Parmi les nappes qui présentent les situations les plus favorables en cette période, avec des niveaux autour de la moyenne, voire plus haut on peut citer :

  • Les aquifères des régions de Montpellier et de Nîmes et de la plaine du Roussillon dont les niveaux sont généralement stables et sont désormais modérément hauts à hauts.
  • Les nappes de la région PACA qui présentent des niveaux en hausse ou stables pour la plupart avec des valeurs autour de la moyenne à hautes.
  • Les nappes de la région Corse dont les niveaux présentent une tendance générale à la baisse mais restent au-dessus des moyennes mensuelles. Les épisodes pluvieux du début d’automne ont induit une dynamique de recharge significative, qui s’est ensuite ralentie courant décembre.
  • Les nappes alluviales de la Garonne et de la Dordogne qui ont bénéficié d’une recharge significative durant l’automne et qui sont globalement modérément hautes.
  • Les nappes du centre et ouest du Bassin parisien et jusqu’à la Vendée et le Périgord qui présentent des niveaux en hausse voire stables selon les secteurs avec des valeurs désormais majoritairement comparables aux moyennes mensuelles.

Plusieurs secteurs présentent des situations moins favorables, avec des niveaux moyens voire bas par rapport aux moyennes mensuelles, on peut citer par exemple :

  • Les aquifères de la vallée du Rhône, notamment en amont de Lyon, qui présentent des niveaux le plus généralement stables.

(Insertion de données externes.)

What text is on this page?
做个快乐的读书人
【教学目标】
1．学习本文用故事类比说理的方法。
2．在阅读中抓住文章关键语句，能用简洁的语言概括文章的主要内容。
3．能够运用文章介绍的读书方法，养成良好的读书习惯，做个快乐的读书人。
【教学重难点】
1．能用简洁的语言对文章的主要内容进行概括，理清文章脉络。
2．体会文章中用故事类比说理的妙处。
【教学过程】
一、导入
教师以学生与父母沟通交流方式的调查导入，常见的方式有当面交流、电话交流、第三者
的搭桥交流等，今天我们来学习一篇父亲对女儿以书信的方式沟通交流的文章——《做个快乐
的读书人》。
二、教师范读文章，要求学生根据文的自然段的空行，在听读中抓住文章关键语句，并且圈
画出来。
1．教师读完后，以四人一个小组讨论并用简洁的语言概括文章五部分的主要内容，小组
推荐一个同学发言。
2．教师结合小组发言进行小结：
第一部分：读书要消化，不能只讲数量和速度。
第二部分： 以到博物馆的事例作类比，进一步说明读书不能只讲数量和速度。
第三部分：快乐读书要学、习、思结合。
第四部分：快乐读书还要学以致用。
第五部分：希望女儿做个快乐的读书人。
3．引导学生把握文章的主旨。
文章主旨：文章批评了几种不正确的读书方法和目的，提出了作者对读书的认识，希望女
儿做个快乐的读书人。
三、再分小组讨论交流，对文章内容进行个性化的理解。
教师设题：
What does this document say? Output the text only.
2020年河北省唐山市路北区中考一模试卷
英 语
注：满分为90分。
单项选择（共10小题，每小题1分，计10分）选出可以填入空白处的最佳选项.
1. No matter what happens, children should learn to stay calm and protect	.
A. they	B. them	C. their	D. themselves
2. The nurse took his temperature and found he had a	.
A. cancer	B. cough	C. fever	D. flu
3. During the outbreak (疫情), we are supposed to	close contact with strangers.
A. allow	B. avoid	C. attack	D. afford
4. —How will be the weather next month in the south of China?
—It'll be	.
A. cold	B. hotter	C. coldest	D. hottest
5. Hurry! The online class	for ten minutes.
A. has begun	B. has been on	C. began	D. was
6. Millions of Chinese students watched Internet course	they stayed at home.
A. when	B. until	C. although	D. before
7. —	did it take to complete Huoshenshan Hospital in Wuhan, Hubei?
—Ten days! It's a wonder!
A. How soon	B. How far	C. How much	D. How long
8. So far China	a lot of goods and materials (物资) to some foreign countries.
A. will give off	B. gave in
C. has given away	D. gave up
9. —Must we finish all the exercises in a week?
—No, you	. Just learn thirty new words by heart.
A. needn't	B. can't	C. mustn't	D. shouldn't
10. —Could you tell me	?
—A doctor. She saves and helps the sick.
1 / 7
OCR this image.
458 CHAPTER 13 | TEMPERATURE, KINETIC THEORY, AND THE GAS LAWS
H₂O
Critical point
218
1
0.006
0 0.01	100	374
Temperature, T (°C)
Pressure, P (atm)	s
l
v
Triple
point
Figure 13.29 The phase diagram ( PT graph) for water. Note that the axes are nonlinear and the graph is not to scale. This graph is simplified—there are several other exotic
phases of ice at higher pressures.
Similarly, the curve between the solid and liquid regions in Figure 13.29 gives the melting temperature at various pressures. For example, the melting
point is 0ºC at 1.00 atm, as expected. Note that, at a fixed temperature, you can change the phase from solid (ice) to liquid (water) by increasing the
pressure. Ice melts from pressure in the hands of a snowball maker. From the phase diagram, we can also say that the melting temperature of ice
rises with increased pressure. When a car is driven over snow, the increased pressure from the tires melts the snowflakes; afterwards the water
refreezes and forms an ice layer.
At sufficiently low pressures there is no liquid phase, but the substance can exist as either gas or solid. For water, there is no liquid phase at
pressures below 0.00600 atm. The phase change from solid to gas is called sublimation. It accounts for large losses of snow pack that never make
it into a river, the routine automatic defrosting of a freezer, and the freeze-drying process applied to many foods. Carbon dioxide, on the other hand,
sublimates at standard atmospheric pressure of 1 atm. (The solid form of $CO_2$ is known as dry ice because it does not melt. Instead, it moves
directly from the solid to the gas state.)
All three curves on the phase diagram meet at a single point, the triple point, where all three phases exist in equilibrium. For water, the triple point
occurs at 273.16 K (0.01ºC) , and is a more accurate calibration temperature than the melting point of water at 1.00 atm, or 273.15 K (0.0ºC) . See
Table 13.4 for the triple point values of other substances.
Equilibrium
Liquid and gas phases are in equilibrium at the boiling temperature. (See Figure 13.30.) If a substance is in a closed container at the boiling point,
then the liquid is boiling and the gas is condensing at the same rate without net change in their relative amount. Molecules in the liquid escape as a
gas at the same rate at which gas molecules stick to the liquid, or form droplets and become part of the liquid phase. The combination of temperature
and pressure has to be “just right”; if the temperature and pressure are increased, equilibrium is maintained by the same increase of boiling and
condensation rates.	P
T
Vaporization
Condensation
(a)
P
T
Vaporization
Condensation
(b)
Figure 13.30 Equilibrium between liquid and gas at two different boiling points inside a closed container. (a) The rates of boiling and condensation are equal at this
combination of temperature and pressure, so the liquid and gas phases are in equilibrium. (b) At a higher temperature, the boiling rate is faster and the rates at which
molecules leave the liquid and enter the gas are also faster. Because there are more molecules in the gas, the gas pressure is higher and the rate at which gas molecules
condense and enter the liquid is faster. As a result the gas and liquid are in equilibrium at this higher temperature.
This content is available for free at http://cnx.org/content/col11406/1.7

Les niveaux sont, pour beaucoup d’entre eux, bas voire très bas, à cause d’un cumul de pluies faible sur l’ensemble de l’année.
  • La nappe de la plaine d’Alsace, au sud de Colmar, dont les niveaux, d’orientation globalement stable ou encore en baisse, restent bas. Ce secteur n’a pas encore bénéficié d’une recharge active.
  • Les nappes du bassin Artois-Picardie et de la bordure est du Bassin parisien voient leurs tendances s’infléchir vers la hausse. Cependant, la recharge n’impacte pas encore durablement les niveaux qui restent globalement comparables à la moyenne à très bas selon les secteurs.